(Jakarta, 13 August 2020) Indonesian Islamists, who united to bring down the then governor of Jakarta four years ago, have not become the political force that many feared, and Covid-19 has made the one tactic they excelled at – mass rallies to force political change – too risky. The former partners in the 212 Movement are now less visible and more divided than ever, but much of their agenda has entered the Muslim mainstream.

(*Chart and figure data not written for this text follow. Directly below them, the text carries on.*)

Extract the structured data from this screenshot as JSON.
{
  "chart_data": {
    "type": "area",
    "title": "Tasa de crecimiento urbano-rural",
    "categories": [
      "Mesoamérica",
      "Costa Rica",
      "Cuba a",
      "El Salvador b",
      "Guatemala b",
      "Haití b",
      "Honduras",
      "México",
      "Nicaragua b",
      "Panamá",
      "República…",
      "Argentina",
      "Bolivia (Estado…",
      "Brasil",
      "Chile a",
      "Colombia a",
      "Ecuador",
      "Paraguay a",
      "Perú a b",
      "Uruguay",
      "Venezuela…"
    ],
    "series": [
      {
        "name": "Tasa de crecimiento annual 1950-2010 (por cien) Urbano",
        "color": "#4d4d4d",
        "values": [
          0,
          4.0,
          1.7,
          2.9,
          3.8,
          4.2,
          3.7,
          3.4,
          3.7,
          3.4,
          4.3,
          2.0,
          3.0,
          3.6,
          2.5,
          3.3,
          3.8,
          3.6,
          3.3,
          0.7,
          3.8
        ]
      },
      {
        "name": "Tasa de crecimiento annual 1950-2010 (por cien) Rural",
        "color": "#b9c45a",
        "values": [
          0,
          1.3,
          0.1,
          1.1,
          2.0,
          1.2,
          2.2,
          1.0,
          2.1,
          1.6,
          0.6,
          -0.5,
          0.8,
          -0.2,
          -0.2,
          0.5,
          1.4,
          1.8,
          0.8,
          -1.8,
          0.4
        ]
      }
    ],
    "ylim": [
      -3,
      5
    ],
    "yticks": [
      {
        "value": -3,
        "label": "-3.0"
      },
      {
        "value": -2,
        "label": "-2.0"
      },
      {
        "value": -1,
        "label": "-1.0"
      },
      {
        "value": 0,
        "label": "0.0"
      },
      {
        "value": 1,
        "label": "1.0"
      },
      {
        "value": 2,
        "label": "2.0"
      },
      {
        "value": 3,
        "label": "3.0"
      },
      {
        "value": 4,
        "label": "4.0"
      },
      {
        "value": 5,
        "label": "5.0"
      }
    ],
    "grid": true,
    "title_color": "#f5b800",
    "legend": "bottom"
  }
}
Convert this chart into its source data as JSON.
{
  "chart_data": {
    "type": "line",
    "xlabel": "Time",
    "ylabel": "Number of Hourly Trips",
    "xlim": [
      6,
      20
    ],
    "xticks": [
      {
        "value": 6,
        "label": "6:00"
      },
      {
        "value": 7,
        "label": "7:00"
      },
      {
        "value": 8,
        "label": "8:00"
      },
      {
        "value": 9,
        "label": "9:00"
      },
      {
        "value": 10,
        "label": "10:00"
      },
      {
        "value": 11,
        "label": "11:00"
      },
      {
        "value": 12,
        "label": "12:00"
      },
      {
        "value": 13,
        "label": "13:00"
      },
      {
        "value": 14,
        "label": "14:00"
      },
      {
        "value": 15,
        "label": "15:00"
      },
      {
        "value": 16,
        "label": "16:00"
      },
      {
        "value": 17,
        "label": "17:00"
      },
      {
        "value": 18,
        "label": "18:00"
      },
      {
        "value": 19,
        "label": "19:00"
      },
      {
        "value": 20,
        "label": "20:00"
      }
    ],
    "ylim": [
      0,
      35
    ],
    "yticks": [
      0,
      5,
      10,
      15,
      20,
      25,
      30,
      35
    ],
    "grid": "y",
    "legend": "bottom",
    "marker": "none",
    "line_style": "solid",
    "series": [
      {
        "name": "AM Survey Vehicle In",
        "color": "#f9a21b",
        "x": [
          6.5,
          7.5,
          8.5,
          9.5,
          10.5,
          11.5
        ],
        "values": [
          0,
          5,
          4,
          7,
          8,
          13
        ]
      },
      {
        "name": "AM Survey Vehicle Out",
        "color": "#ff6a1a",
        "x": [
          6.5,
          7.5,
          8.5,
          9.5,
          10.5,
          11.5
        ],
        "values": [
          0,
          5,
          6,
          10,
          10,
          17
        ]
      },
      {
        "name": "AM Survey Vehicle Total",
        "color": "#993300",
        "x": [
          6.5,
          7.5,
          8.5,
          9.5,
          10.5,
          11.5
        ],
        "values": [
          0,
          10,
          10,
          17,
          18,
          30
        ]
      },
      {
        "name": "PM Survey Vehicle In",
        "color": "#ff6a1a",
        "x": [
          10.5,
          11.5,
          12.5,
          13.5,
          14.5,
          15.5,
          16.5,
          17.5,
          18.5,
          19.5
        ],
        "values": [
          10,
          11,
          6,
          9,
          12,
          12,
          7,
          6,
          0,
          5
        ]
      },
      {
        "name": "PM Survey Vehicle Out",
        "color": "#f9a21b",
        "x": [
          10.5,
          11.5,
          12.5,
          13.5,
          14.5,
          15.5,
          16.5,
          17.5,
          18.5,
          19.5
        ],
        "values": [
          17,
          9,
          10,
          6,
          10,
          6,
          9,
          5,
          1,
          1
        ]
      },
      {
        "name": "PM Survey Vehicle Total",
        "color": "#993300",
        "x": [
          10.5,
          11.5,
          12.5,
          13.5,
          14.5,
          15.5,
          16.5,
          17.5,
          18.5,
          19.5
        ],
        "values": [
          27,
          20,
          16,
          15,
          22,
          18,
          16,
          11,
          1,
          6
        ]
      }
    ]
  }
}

“Indonesian Islamists: Activists in Search of an Issue”, the latest report by the Institute for Policy Analysis of Conflict (IPAC), looks at what has happened to the two main blocs in the 212 alliance – the FPI-led traditionalists and the Salafi modernists – in the twelve months since IPAC’s last update. With leaders under pressure from the government and Muslim moderates mounting a more effective resistance against illiberal policy proposals, the two groups are lying low for now, focusing on internal consolidation and strengthening their respective grassroots bases.
The one issue that brought them roaring back to life in June and July 2020 was a bill to promote training in the state ideology Pancasila that they and many other conservatives believed would encourage the revival of Communism. The danger of major protests seems to have been defused, however, by the government's introduction of an alternative draft.
The report looks at the impact of the “betrayal” by their erstwhile political patron Prabowo Subianto in late 2019 when he defected to the Jokowi camp as defence minister; the arrival of Covid-19; the continued exile of FPI leader Habibi Rizieq Shihab; and the ceding of responsibility for political advocacy to other organisations.
“These groups are on the back foot for now, but don’t count them out,” says Sidney Jones, IPAC director. “The 212 Movement may not re-emerge as an effective alliance but the Islamists are here to stay.”